Güncelleme Tarihi:
Almanya'da yaşayan göçmen kökenli çocuk ve gençlere her alanda eşit şans verilmesi talep edilirken, özellikle eğitim alanında yaşanan şans eşitsizliğinin giderilmesi için çaba gösterilmesi istendi.
Farklı kimlik, zenginliktir
"Çocuklar İçin Almanya Forumu" tarafından dün Berlin'de düzenlenen ve Alman İkinci Televizyonu Phönix'te canlı olarak yayınlanan "Biz de Almanya'yız, Göçmen Çocuklara Eşit Şans" adı altındaki programa katılan Türk ve diğer göçmen kökenli gençler, farklı kimlik, kültür ve dinin zenginlik olarak algınmasını istediler.

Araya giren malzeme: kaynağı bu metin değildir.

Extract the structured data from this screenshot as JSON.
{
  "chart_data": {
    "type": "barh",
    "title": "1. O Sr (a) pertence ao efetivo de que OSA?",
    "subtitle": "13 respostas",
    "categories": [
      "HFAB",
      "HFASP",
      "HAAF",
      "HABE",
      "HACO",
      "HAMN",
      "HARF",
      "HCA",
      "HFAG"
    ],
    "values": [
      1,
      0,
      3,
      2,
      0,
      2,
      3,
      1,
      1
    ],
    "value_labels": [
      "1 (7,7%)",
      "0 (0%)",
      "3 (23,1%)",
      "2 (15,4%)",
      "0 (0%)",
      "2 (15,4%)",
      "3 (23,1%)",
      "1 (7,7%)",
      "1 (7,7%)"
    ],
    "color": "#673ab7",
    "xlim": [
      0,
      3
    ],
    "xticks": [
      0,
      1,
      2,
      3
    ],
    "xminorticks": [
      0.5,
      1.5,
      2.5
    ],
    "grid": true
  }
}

Muhabbet olarak tanınan müzisyen Murat Ersen, ülkede yaşayan Türklerin ve Türk kökenli insanların toplumdaki imajına olumlu katkıda bulunmak amacıyla oluşturulan "Deukische Generation"un (Alman-Türk Nesil) öncülüğünü yapan Aylin Selçuk, Neukölln'de orta öğrenim gören Selma Aydın ile lübnan kökenli Maria Süleyman, Rus kökenli Angelika Luft ve Yeşiller partisi Federal Meclis milletvekili Ekin Deligöz, özellikle okul öncesi eğitime ağırlık verilmesi gerektiğinin altını çizdiler.
Dışlamayalım, kazanalım
Kızlı erkekli Türk kökenli gençlerin toplum tarafından dışlandığına işaret eden Aylin Selçuk, "Bu dışlanma özellikle erkek Türk gençleri agresifleştiriyor. Bu insanları dışlama yerine onları topluma kazandırmak gerekiyor. Almanya'nın parlak beyinlere ihtiyacı var. İki dillilik zenginlik olarak algılanmalı ve bu gençlere sahip çıkılmalı" dedi.

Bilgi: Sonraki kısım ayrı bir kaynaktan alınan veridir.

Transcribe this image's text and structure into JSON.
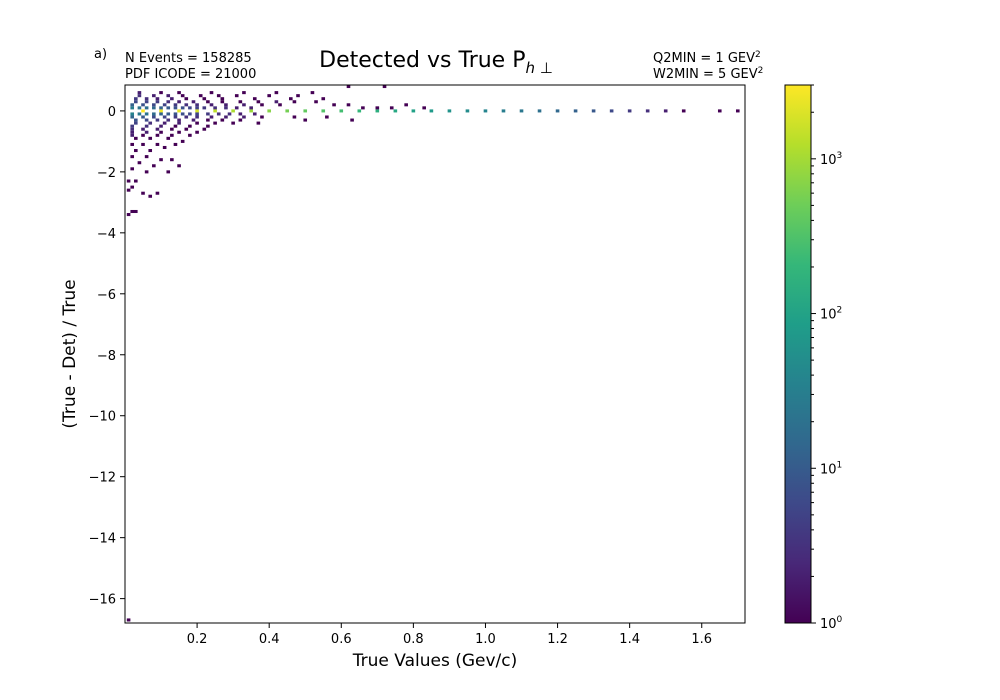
{
  "panel_label": "a)",
  "info_left": [
    "N Events =  158285",
    "PDF ICODE = 21000"
  ],
  "info_right": [
    {
      "text": "Q2MIN = 1 GEV",
      "sup": "2"
    },
    {
      "text": "W2MIN = 5 GEV",
      "sup": "2"
    }
  ],
  "colorbar": {
    "scale": "log",
    "range": [
      1,
      3000
    ],
    "colormap": "viridis",
    "colors": [
      "#440154",
      "#482878",
      "#3e4989",
      "#31688e",
      "#26828e",
      "#1f9e89",
      "#35b779",
      "#6ece58",
      "#b5de2b",
      "#fde725"
    ],
    "ticks": [
      {
        "base": "10",
        "exp": "0",
        "value": 1
      },
      {
        "base": "10",
        "exp": "1",
        "value": 10
      },
      {
        "base": "10",
        "exp": "2",
        "value": 100
      },
      {
        "base": "10",
        "exp": "3",
        "value": 1000
      }
    ]
  },
  "chart_data": {
    "type": "heatmap",
    "title": "Detected vs True P",
    "title_subscript": "h ⊥",
    "xlabel": "True Values (Gev/c)",
    "ylabel": "(True - Det) / True",
    "xlim": [
      0.0,
      1.72
    ],
    "ylim": [
      -16.8,
      0.85
    ],
    "xticks": [
      {
        "value": 0.2,
        "label": "0.2"
      },
      {
        "value": 0.4,
        "label": "0.4"
      },
      {
        "value": 0.6,
        "label": "0.6"
      },
      {
        "value": 0.8,
        "label": "0.8"
      },
      {
        "value": 1.0,
        "label": "1.0"
      },
      {
        "value": 1.2,
        "label": "1.2"
      },
      {
        "value": 1.4,
        "label": "1.4"
      },
      {
        "value": 1.6,
        "label": "1.6"
      }
    ],
    "yticks": [
      {
        "value": 0,
        "label": "0"
      },
      {
        "value": -2,
        "label": "−2"
      },
      {
        "value": -4,
        "label": "−4"
      },
      {
        "value": -6,
        "label": "−6"
      },
      {
        "value": -8,
        "label": "−8"
      },
      {
        "value": -10,
        "label": "−10"
      },
      {
        "value": -12,
        "label": "−12"
      },
      {
        "value": -14,
        "label": "−14"
      },
      {
        "value": -16,
        "label": "−16"
      }
    ],
    "grid": false,
    "bin_size": [
      0.01,
      0.1
    ],
    "cells": [
      [
        0.05,
        0.0,
        3000
      ],
      [
        0.1,
        0.0,
        2500
      ],
      [
        0.15,
        0.0,
        2200
      ],
      [
        0.2,
        0.0,
        1800
      ],
      [
        0.25,
        0.0,
        1400
      ],
      [
        0.3,
        0.0,
        1100
      ],
      [
        0.35,
        0.0,
        900
      ],
      [
        0.4,
        0.0,
        700
      ],
      [
        0.45,
        0.0,
        550
      ],
      [
        0.5,
        0.0,
        420
      ],
      [
        0.55,
        0.0,
        330
      ],
      [
        0.6,
        0.0,
        260
      ],
      [
        0.65,
        0.0,
        200
      ],
      [
        0.7,
        0.0,
        150
      ],
      [
        0.75,
        0.0,
        120
      ],
      [
        0.8,
        0.0,
        95
      ],
      [
        0.85,
        0.0,
        75
      ],
      [
        0.9,
        0.0,
        60
      ],
      [
        0.95,
        0.0,
        48
      ],
      [
        1.0,
        0.0,
        38
      ],
      [
        1.05,
        0.0,
        30
      ],
      [
        1.1,
        0.0,
        24
      ],
      [
        1.15,
        0.0,
        19
      ],
      [
        1.2,
        0.0,
        15
      ],
      [
        1.25,
        0.0,
        12
      ],
      [
        1.3,
        0.0,
        9
      ],
      [
        1.35,
        0.0,
        6
      ],
      [
        1.4,
        0.0,
        4
      ],
      [
        1.45,
        0.0,
        3
      ],
      [
        1.5,
        0.0,
        2
      ],
      [
        1.55,
        0.0,
        1
      ],
      [
        1.65,
        0.0,
        1
      ],
      [
        1.7,
        0.0,
        1
      ],
      [
        0.02,
        0.1,
        30
      ],
      [
        0.04,
        0.1,
        22
      ],
      [
        0.06,
        0.1,
        18
      ],
      [
        0.08,
        0.1,
        15
      ],
      [
        0.1,
        0.1,
        12
      ],
      [
        0.12,
        0.1,
        10
      ],
      [
        0.14,
        0.1,
        8
      ],
      [
        0.16,
        0.1,
        7
      ],
      [
        0.18,
        0.1,
        6
      ],
      [
        0.2,
        0.1,
        5
      ],
      [
        0.22,
        0.1,
        4
      ],
      [
        0.25,
        0.1,
        3
      ],
      [
        0.28,
        0.1,
        3
      ],
      [
        0.31,
        0.1,
        2
      ],
      [
        0.35,
        0.1,
        2
      ],
      [
        0.02,
        -0.1,
        35
      ],
      [
        0.04,
        -0.1,
        25
      ],
      [
        0.06,
        -0.1,
        20
      ],
      [
        0.08,
        -0.1,
        16
      ],
      [
        0.1,
        -0.1,
        13
      ],
      [
        0.12,
        -0.1,
        10
      ],
      [
        0.14,
        -0.1,
        8
      ],
      [
        0.16,
        -0.1,
        7
      ],
      [
        0.18,
        -0.1,
        6
      ],
      [
        0.2,
        -0.1,
        5
      ],
      [
        0.23,
        -0.1,
        4
      ],
      [
        0.26,
        -0.1,
        3
      ],
      [
        0.29,
        -0.1,
        3
      ],
      [
        0.32,
        -0.1,
        2
      ],
      [
        0.36,
        -0.1,
        2
      ],
      [
        0.02,
        0.2,
        12
      ],
      [
        0.05,
        0.2,
        8
      ],
      [
        0.08,
        0.2,
        6
      ],
      [
        0.11,
        0.2,
        5
      ],
      [
        0.14,
        0.2,
        4
      ],
      [
        0.17,
        0.2,
        3
      ],
      [
        0.2,
        0.2,
        3
      ],
      [
        0.24,
        0.2,
        2
      ],
      [
        0.28,
        0.2,
        2
      ],
      [
        0.33,
        0.2,
        2
      ],
      [
        0.38,
        0.2,
        1
      ],
      [
        0.43,
        0.2,
        1
      ],
      [
        0.02,
        -0.2,
        14
      ],
      [
        0.05,
        -0.2,
        9
      ],
      [
        0.08,
        -0.2,
        6
      ],
      [
        0.11,
        -0.2,
        5
      ],
      [
        0.14,
        -0.2,
        4
      ],
      [
        0.17,
        -0.2,
        3
      ],
      [
        0.2,
        -0.2,
        3
      ],
      [
        0.24,
        -0.2,
        2
      ],
      [
        0.28,
        -0.2,
        2
      ],
      [
        0.33,
        -0.2,
        2
      ],
      [
        0.38,
        -0.2,
        1
      ],
      [
        0.03,
        0.3,
        6
      ],
      [
        0.06,
        0.3,
        5
      ],
      [
        0.09,
        0.3,
        4
      ],
      [
        0.12,
        0.3,
        3
      ],
      [
        0.15,
        0.3,
        2
      ],
      [
        0.19,
        0.3,
        2
      ],
      [
        0.23,
        0.3,
        1
      ],
      [
        0.27,
        0.3,
        1
      ],
      [
        0.32,
        0.3,
        1
      ],
      [
        0.37,
        0.3,
        1
      ],
      [
        0.42,
        0.3,
        2
      ],
      [
        0.47,
        0.3,
        1
      ],
      [
        0.53,
        0.3,
        1
      ],
      [
        0.58,
        0.2,
        1
      ],
      [
        0.62,
        0.2,
        1
      ],
      [
        0.66,
        0.1,
        1
      ],
      [
        0.7,
        0.1,
        1
      ],
      [
        0.74,
        0.1,
        1
      ],
      [
        0.78,
        0.2,
        1
      ],
      [
        0.83,
        0.1,
        1
      ],
      [
        0.03,
        -0.3,
        8
      ],
      [
        0.06,
        -0.3,
        6
      ],
      [
        0.09,
        -0.3,
        4
      ],
      [
        0.12,
        -0.3,
        3
      ],
      [
        0.15,
        -0.3,
        2
      ],
      [
        0.19,
        -0.3,
        2
      ],
      [
        0.23,
        -0.3,
        1
      ],
      [
        0.27,
        -0.3,
        1
      ],
      [
        0.32,
        -0.3,
        1
      ],
      [
        0.03,
        0.4,
        4
      ],
      [
        0.06,
        0.4,
        3
      ],
      [
        0.09,
        0.4,
        2
      ],
      [
        0.13,
        0.4,
        2
      ],
      [
        0.17,
        0.4,
        1
      ],
      [
        0.22,
        0.4,
        1
      ],
      [
        0.27,
        0.4,
        1
      ],
      [
        0.36,
        0.4,
        1
      ],
      [
        0.46,
        0.4,
        1
      ],
      [
        0.55,
        0.4,
        1
      ],
      [
        0.04,
        0.5,
        3
      ],
      [
        0.08,
        0.5,
        2
      ],
      [
        0.12,
        0.5,
        2
      ],
      [
        0.16,
        0.5,
        1
      ],
      [
        0.21,
        0.5,
        1
      ],
      [
        0.26,
        0.5,
        1
      ],
      [
        0.31,
        0.5,
        1
      ],
      [
        0.4,
        0.5,
        1
      ],
      [
        0.48,
        0.5,
        1
      ],
      [
        0.04,
        0.6,
        2
      ],
      [
        0.1,
        0.6,
        1
      ],
      [
        0.15,
        0.6,
        1
      ],
      [
        0.24,
        0.6,
        1
      ],
      [
        0.33,
        0.6,
        1
      ],
      [
        0.42,
        0.6,
        1
      ],
      [
        0.52,
        0.6,
        1
      ],
      [
        0.62,
        0.8,
        1
      ],
      [
        0.72,
        0.8,
        1
      ],
      [
        0.03,
        -0.4,
        5
      ],
      [
        0.07,
        -0.4,
        3
      ],
      [
        0.11,
        -0.4,
        2
      ],
      [
        0.15,
        -0.4,
        2
      ],
      [
        0.2,
        -0.4,
        1
      ],
      [
        0.25,
        -0.4,
        1
      ],
      [
        0.3,
        -0.4,
        1
      ],
      [
        0.37,
        -0.4,
        1
      ],
      [
        0.47,
        -0.2,
        1
      ],
      [
        0.5,
        -0.3,
        1
      ],
      [
        0.56,
        -0.2,
        1
      ],
      [
        0.63,
        -0.3,
        1
      ],
      [
        0.02,
        -0.5,
        4
      ],
      [
        0.06,
        -0.5,
        3
      ],
      [
        0.1,
        -0.5,
        2
      ],
      [
        0.14,
        -0.5,
        1
      ],
      [
        0.18,
        -0.5,
        1
      ],
      [
        0.23,
        -0.5,
        1
      ],
      [
        0.02,
        -0.6,
        3
      ],
      [
        0.05,
        -0.6,
        2
      ],
      [
        0.09,
        -0.6,
        2
      ],
      [
        0.13,
        -0.6,
        1
      ],
      [
        0.17,
        -0.6,
        1
      ],
      [
        0.22,
        -0.6,
        1
      ],
      [
        0.02,
        -0.7,
        2
      ],
      [
        0.06,
        -0.7,
        2
      ],
      [
        0.1,
        -0.7,
        1
      ],
      [
        0.15,
        -0.7,
        1
      ],
      [
        0.2,
        -0.7,
        1
      ],
      [
        0.02,
        -0.8,
        2
      ],
      [
        0.05,
        -0.8,
        1
      ],
      [
        0.09,
        -0.8,
        1
      ],
      [
        0.13,
        -0.8,
        1
      ],
      [
        0.18,
        -0.8,
        1
      ],
      [
        0.03,
        -0.9,
        1
      ],
      [
        0.07,
        -0.9,
        1
      ],
      [
        0.12,
        -0.9,
        1
      ],
      [
        0.16,
        -1.0,
        1
      ],
      [
        0.02,
        -1.1,
        1
      ],
      [
        0.05,
        -1.1,
        1
      ],
      [
        0.09,
        -1.1,
        1
      ],
      [
        0.14,
        -1.1,
        1
      ],
      [
        0.03,
        -1.3,
        1
      ],
      [
        0.07,
        -1.3,
        1
      ],
      [
        0.11,
        -1.2,
        1
      ],
      [
        0.02,
        -1.5,
        1
      ],
      [
        0.06,
        -1.5,
        1
      ],
      [
        0.1,
        -1.6,
        1
      ],
      [
        0.04,
        -1.7,
        1
      ],
      [
        0.08,
        -1.8,
        1
      ],
      [
        0.13,
        -1.6,
        1
      ],
      [
        0.15,
        -1.8,
        1
      ],
      [
        0.02,
        -1.9,
        1
      ],
      [
        0.06,
        -2.0,
        1
      ],
      [
        0.12,
        -2.0,
        1
      ],
      [
        0.01,
        -2.3,
        1
      ],
      [
        0.03,
        -2.3,
        1
      ],
      [
        0.01,
        -2.6,
        1
      ],
      [
        0.02,
        -2.5,
        1
      ],
      [
        0.05,
        -2.7,
        1
      ],
      [
        0.07,
        -2.8,
        1
      ],
      [
        0.09,
        -2.7,
        1
      ],
      [
        0.01,
        -3.4,
        1
      ],
      [
        0.03,
        -3.3,
        1
      ],
      [
        0.02,
        -3.3,
        1
      ],
      [
        0.01,
        -16.7,
        1
      ]
    ]
  }
}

R'nBesk türü müzik yapan Muhabbet de kendisinin Köln'ün göçmenlerin yoğun olduğu bir kesiminde büyüdüğüne ve her türlü sorunu yaşadığını belirtirken, ebeveynlere çocuklarına sahip çıkma ve baştan itibaren destek verme çağrısında bulundu. Muhabbet, yerli-yabancı gençlerin buluşma yeri olan Gençlik Evleri'ne verilecek desteğin birlikte yaşamı olumlu yönde etkileyeceğini de söyledi.
Gelecek perspektifi
8 yaşında Almanya'ya gelen ve lisedeyken "Bir yabancı Almanca'dan çok iyi not alamaz" diyerek öğretmenin kendisine 5 verdiğini söyleyen Türk kökenli Yeşiller Federal meclis Milletvekili Ekin Deligöz, "Gençlere gelecek perspektifi verilirse sorunların çoğu kendiliğinden ortadan kalkar" dedi.

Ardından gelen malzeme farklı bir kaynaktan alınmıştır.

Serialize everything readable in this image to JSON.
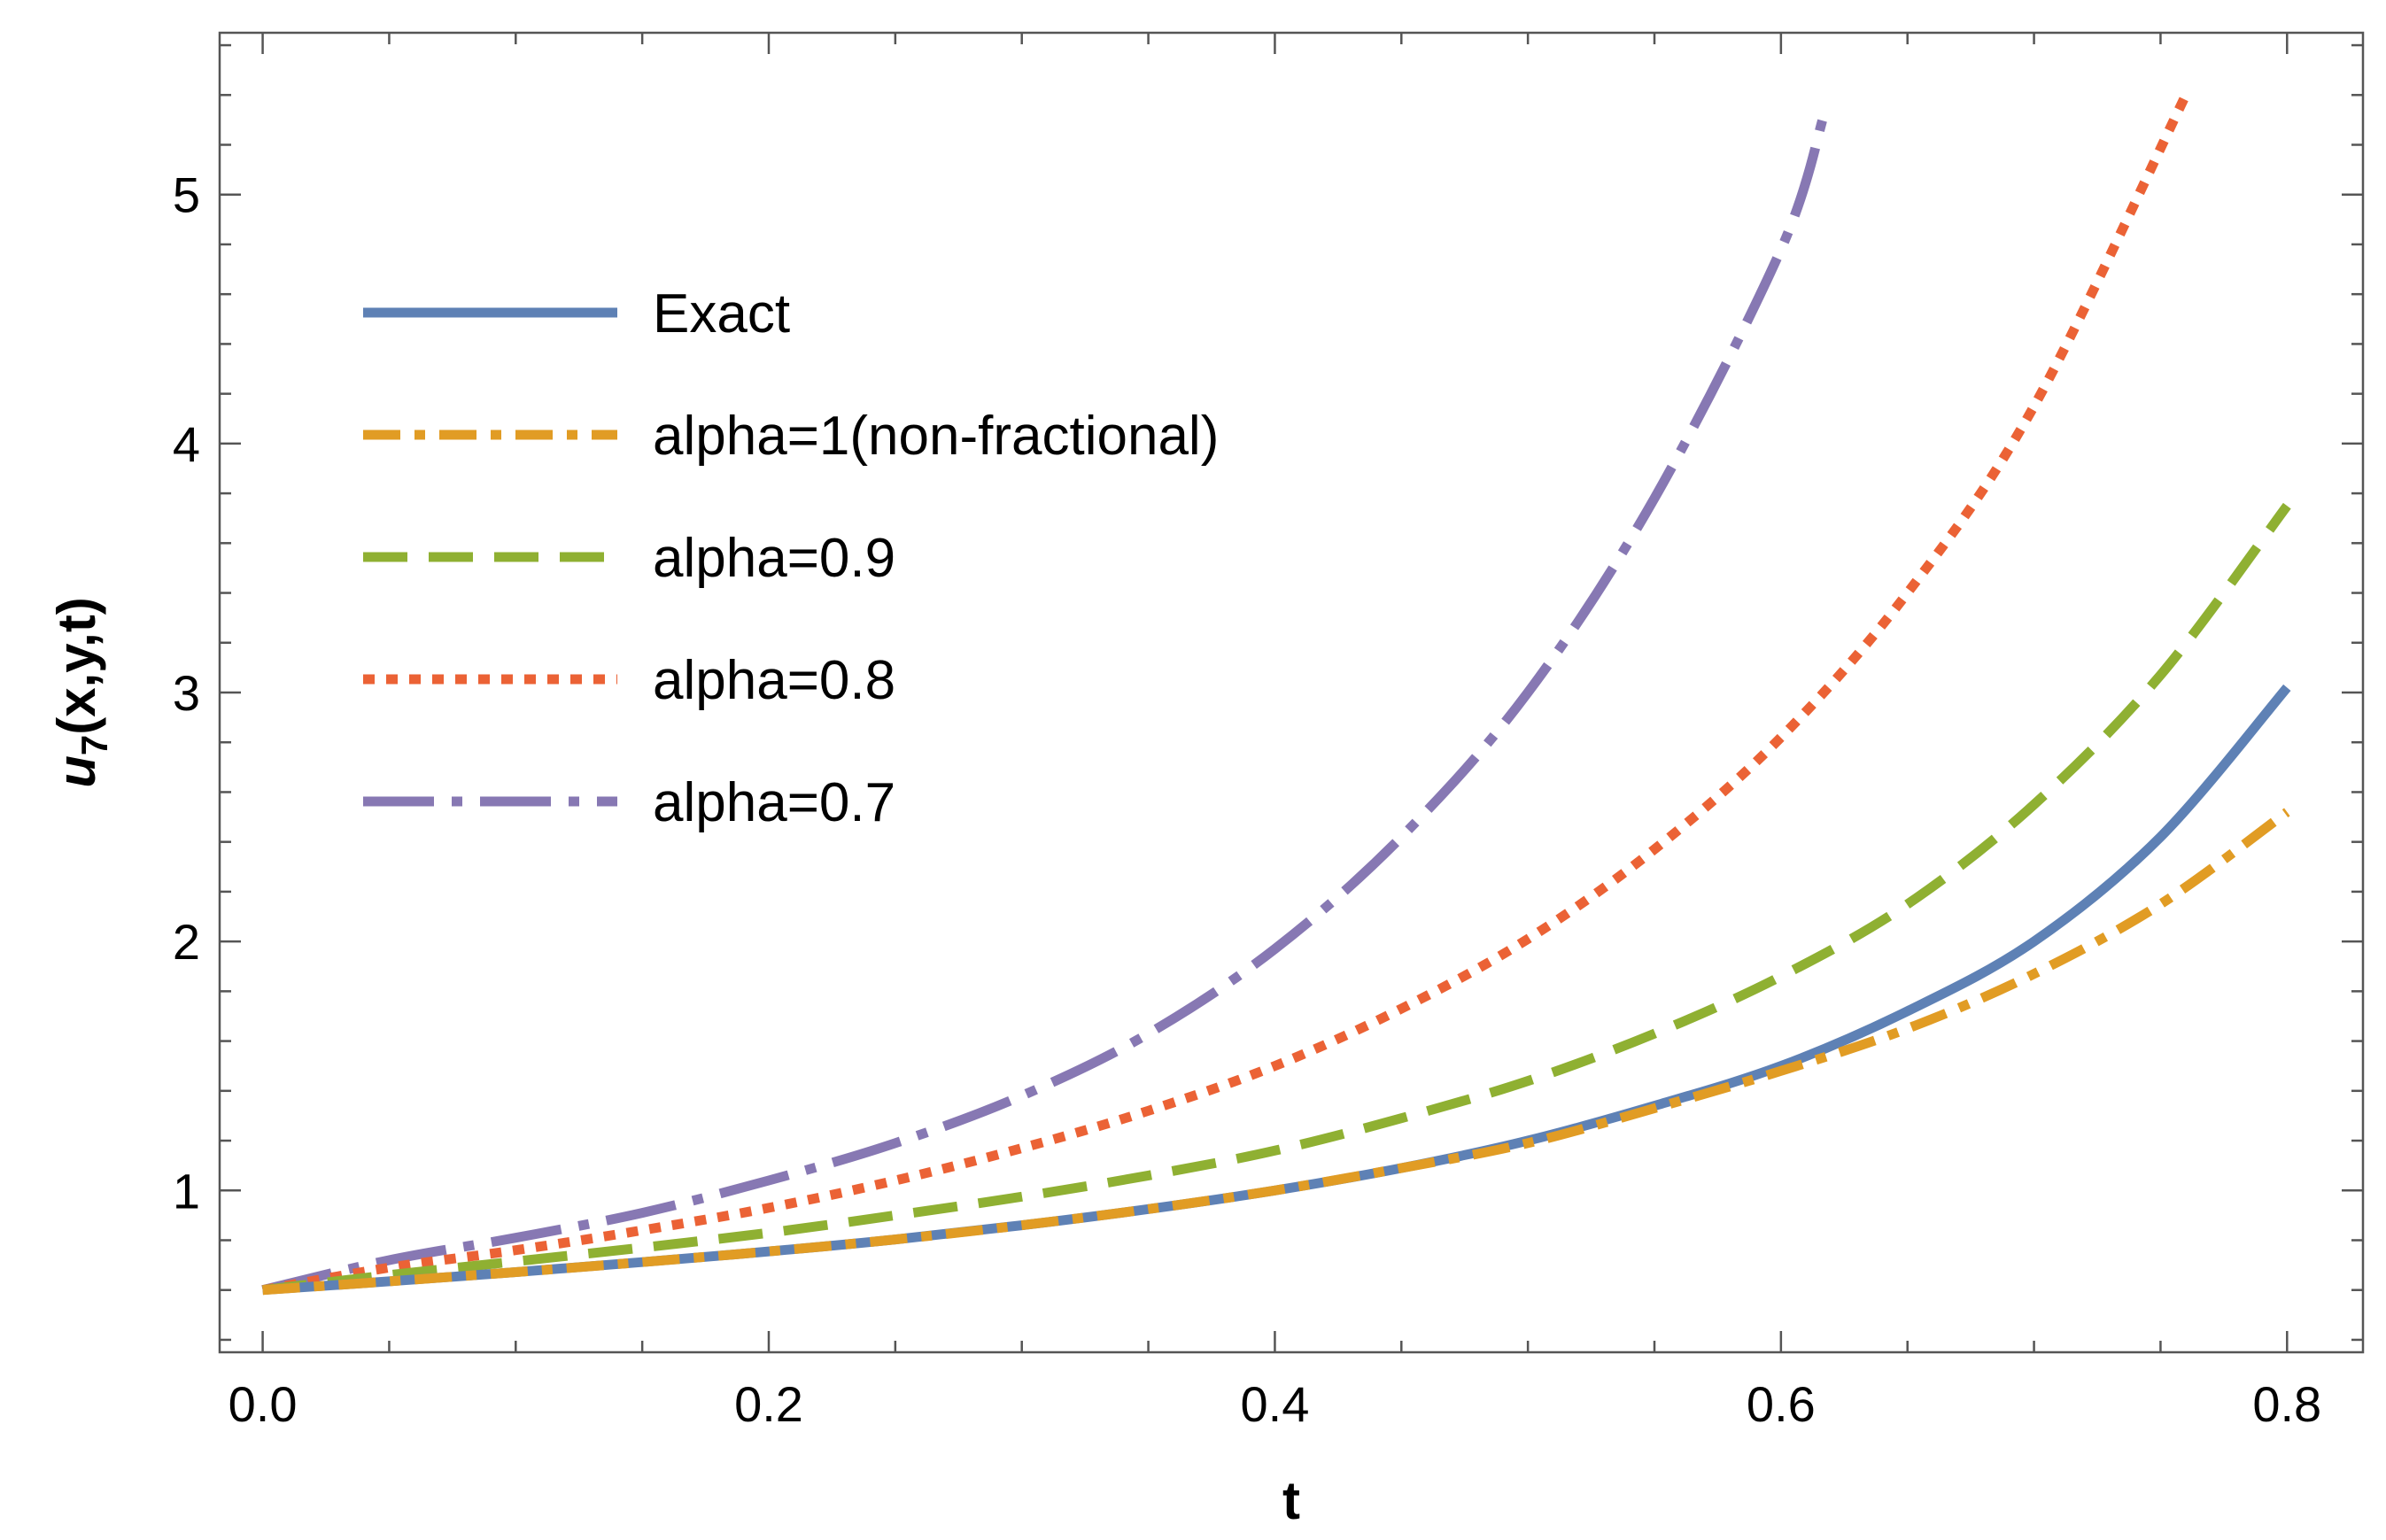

Deligöz, çocuklarının başarısı için ebeveynlere de önemli görevler düştüğüne işaret ederken, tam gün okul sayısının artırılması ve meslek eğitim yeri arayanların elinin boş dönmemesinin sorunları önemli ölçüde azaltacağına da dikkat çekti. "Kaybedecek tek çocuğmuz yok" diyen Ekin Deligöz, hem ailelerin hem de devletin çocuklara yatırım yapmasının kaçınılmaz olduğunu da dile getirdi.
Federal İçişleri Bakanı Wolfgang Schaeuble de sayıları 15.3 milyona ulaşan göçmen kökenlilerin de İslam'ın da artık Almanya'nın bir parçası olduğunun altını çizerken, "Biz Almanya'yı da Almanya'nın geleceğini de bu insanlarla birlikte şekillendirmek istiyoruz" dedi.
Daha önceki dönemlerde uyum konusunda hatalar yapıldığını, ancak suçlamalarla hiçbir yere varılamayacağını ve bunun katkısı da olmayacağını söyleyen Schaeuble, okul öncesi çocukların iyi derecede Almanca öğrenmelerine ağırlık verilmesinin şart olduğunu da belirtti.
Yabancı düşmanı, aşırı sağcı Almanya Nasyonal Demokrat Parti'nin (NPD) yasaklanması tartışmalarına da değinen Schaeuble, "Yasaklama başvurusunun başarısız sonuçlanması daha kötü olur. Bu parti yasaklandı diye sağ düşünce yok olup gitmez. Biz aşırı sağ düşüncenin yok olması için çaba gösterip uygun politikalar üretmeliyiz" dedi.